Lets say we have a non-interacting translation invariant Hamiltonian $H$ in a matrix form:
$$H=\Psi^{\dagger}\bar{H}\Psi$$
where $\Psi^{\dagger}=(\Psi_{\uparrow}^{\dagger}\quad \Psi_{\downarrow}^{\dagger} \quad\Psi_{\downarrow}\quad-\Psi_{\uparrow})$ is the extended nambu spinor.

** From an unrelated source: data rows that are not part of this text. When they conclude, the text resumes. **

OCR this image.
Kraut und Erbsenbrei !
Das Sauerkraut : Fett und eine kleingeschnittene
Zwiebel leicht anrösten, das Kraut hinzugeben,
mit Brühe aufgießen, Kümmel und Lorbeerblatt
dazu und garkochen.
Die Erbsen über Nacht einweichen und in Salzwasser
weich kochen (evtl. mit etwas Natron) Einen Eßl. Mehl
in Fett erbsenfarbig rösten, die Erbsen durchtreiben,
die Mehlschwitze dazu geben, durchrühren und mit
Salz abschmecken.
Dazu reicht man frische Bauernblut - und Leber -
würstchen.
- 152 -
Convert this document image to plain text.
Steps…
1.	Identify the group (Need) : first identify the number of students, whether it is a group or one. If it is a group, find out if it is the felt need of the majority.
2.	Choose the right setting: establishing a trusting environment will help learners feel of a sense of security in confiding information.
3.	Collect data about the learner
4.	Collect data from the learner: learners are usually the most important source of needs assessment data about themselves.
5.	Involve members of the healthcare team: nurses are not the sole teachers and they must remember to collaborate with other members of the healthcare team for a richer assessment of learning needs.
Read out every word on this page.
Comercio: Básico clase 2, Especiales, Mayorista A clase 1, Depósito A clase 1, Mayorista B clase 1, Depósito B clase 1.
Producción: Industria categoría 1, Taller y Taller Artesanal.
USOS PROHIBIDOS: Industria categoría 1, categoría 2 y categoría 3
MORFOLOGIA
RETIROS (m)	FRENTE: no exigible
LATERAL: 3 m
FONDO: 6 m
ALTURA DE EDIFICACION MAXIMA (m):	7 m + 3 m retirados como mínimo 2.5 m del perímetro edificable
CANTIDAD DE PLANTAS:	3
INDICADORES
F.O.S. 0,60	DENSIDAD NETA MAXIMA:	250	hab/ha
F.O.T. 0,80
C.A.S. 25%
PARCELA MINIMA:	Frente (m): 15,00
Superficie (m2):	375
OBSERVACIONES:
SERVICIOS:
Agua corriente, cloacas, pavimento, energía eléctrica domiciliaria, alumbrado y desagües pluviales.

In such a basis what is the meaning of a particular element of the matrix representation of the retarded green function:
$$\bar{G}^{R}(\omega)=\frac{1}{\omega-\bar{H}+i\delta}$$
what is $\bar{G}^{R}_{ij}$?
As a general recipe, the retarded Green's function is defined as $$ G^{R}_{ij}(t,t') = -i \theta(t,t') \langle \{\psi_{i}, \psi_{j}^{\dagger} \} \rangle, $$ where $\theta$ is the step-function, and $\{ ,\}$ denotes anticommutator. $\psi_{k}$ based on your suggested language is k-th elemnt of $\Psi$. For instance, $\psi_{1}= \Psi_{\uparrow}$. The full retarded Green's function would be $$ G^{R}(t,t')= -i \theta(t,t') \begin{pmatrix} \langle \{ \Psi_{\uparrow}(t) , \Psi^{\dagger}_{\uparrow}(t') \} \rangle& \langle \{ \Psi_{\uparrow}(t), \Psi^{\dagger}_{\downarrow}(t') \} \rangle& \langle \{ \Psi_{\uparrow}(t), \Psi_{\downarrow}(t') \} \rangle & -\langle \{ \Psi_{\uparrow}(t), \Psi_{\uparrow}(t') \} \rangle\\ \langle \{ \Psi_{\downarrow}(t) , \Psi_{\uparrow}^{\dagger}(t') \} \rangle & \langle \{ \Psi_{\downarrow}(t) , \Psi_{\downarrow}^{\dagger}(t') \}\rangle & \langle \{ \Psi_{\downarrow}(t) , \Psi_{\downarrow}(t') \} \rangle & -\langle \{ \Psi_{\downarrow}(t) ,\Psi_{\uparrow}(t') \} \rangle \\ \langle \{ \Psi^{\dagger}_{\downarrow}(t) , \Psi_{\uparrow}^{\dagger}(t') \} \rangle & \langle \{ \Psi^{\dagger}_{\downarrow}(t) , \Psi_{\downarrow}^{\dagger}(t') \} \rangle& \langle \{ \Psi^{\dagger}_{\downarrow}(t) , \Psi_{\downarrow}(t') \}\rangle & -\langle \{ \Psi^{\dagger}_{\downarrow}(t) ,\Psi_{\uparrow}(t') \} \rangle\\ -\langle \{ \Psi^{\dagger}_{\uparrow}(t) , \Psi_{\uparrow}^{\dagger}(t') \} \rangle& -\langle \{ \Psi^{\dagger}_{\uparrow}(t) , \Psi_{\downarrow}^{\dagger}(t') \} \rangle& -\langle \{ \Psi^{\dagger}_{\uparrow}(t) , \Psi_{\downarrow}(t') \} \rangle& \langle \{ \Psi^{\dagger}_{\uparrow}(t) ,\Psi_{\uparrow}(t') \} \rangle \end{pmatrix} $$
The suggested generic definition of the retarded Green's function in your question is just the Fourier transform of the above matrix in the basis where $\overline{H}$is defined.